La décision d'attribution desdits titres et cartes relève de la
compétence des préfets de département.
Les directions interdépartementales
sont, elles, chargées
de l'instruction des demandes de carte de Patriote résistant à
l'occupation des départements du Rhin et de la Moselle (P.R.O), de titre
de déporté ou d'interné résistant ou politique, de
titre de prisonnier du " Viêt-minh ", de titre de victime de la
captivité en Algérie et de titre d'évadé.
La décision d'attribution desdits cartes et titres relève de la
compétence du secrétaire d'Etat, sauf exceptions prévues
expressément par les textes.
L'information historique
Le décret du 29 décembre 1985 a accordé à l'ONAC
des compétences en matière d'information historique puisqu'il a
été créé dans chaque département une
commission départementale de l'information historique pour la paix.
Celle-ci a pour but de coordonner les actions menées à
l'échelon départemental en faveur de l'information historique
pour la paix. Elle est animée, sous l'autorité du préfet
du département, par le directeur du service départemental de
l'ONAC.
Toutefois, la politique de la mémoire et de l'information historique
reste définie par la Délégation à la mémoire
et à l'information historique (DMIH). Les directeurs des services
départementaux de l'ONAC doivent donc tenir compte des orientations
définies par la DMIH pour mettre en oeuvre sur le terrain les actions
destinées à perpétuer le souvenir des conflits
contemporains. En outre, l'entretien des nécropoles relève
exclusivement des directions interdépartementales.
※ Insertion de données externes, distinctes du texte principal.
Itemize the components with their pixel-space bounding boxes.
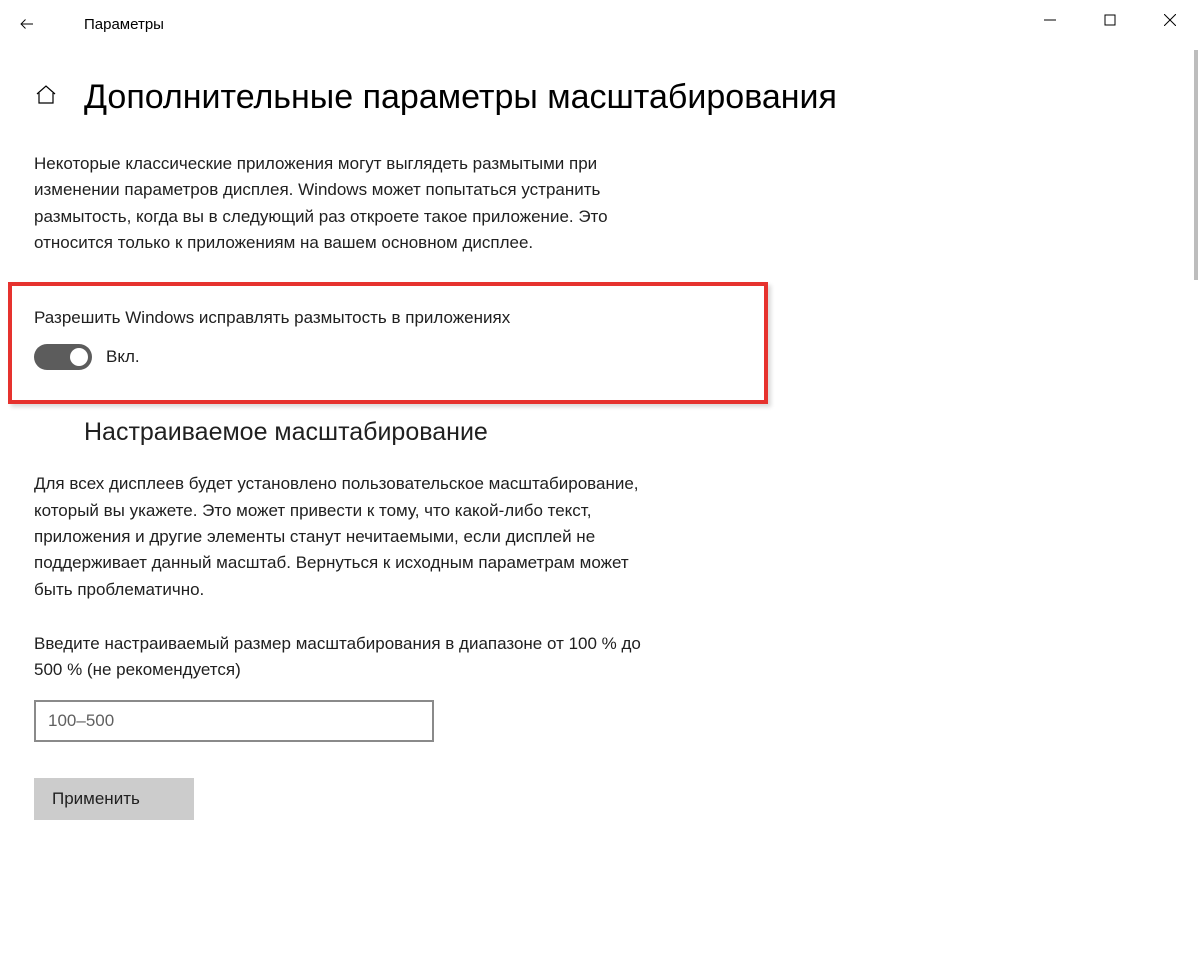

Le fonds de solidarité pour les anciens combattants d'Afrique du
Nord et d'Indochine
Créé par l'article 125 de la loi de finances pour 1992, le fonds
de solidarité attribue deux catégories d'allocation dont
l'instruction a été répartie entre le secrétaire
d'Etat et l'ONAC.
Ainsi, les directions interdépartementales aux anciens combattants
instruisent et traitent les dossiers d'allocation de préparation
à la retraite.
Les services départementaux de l'ONAC instruisent et liquident les
dossiers d'allocation différentielle.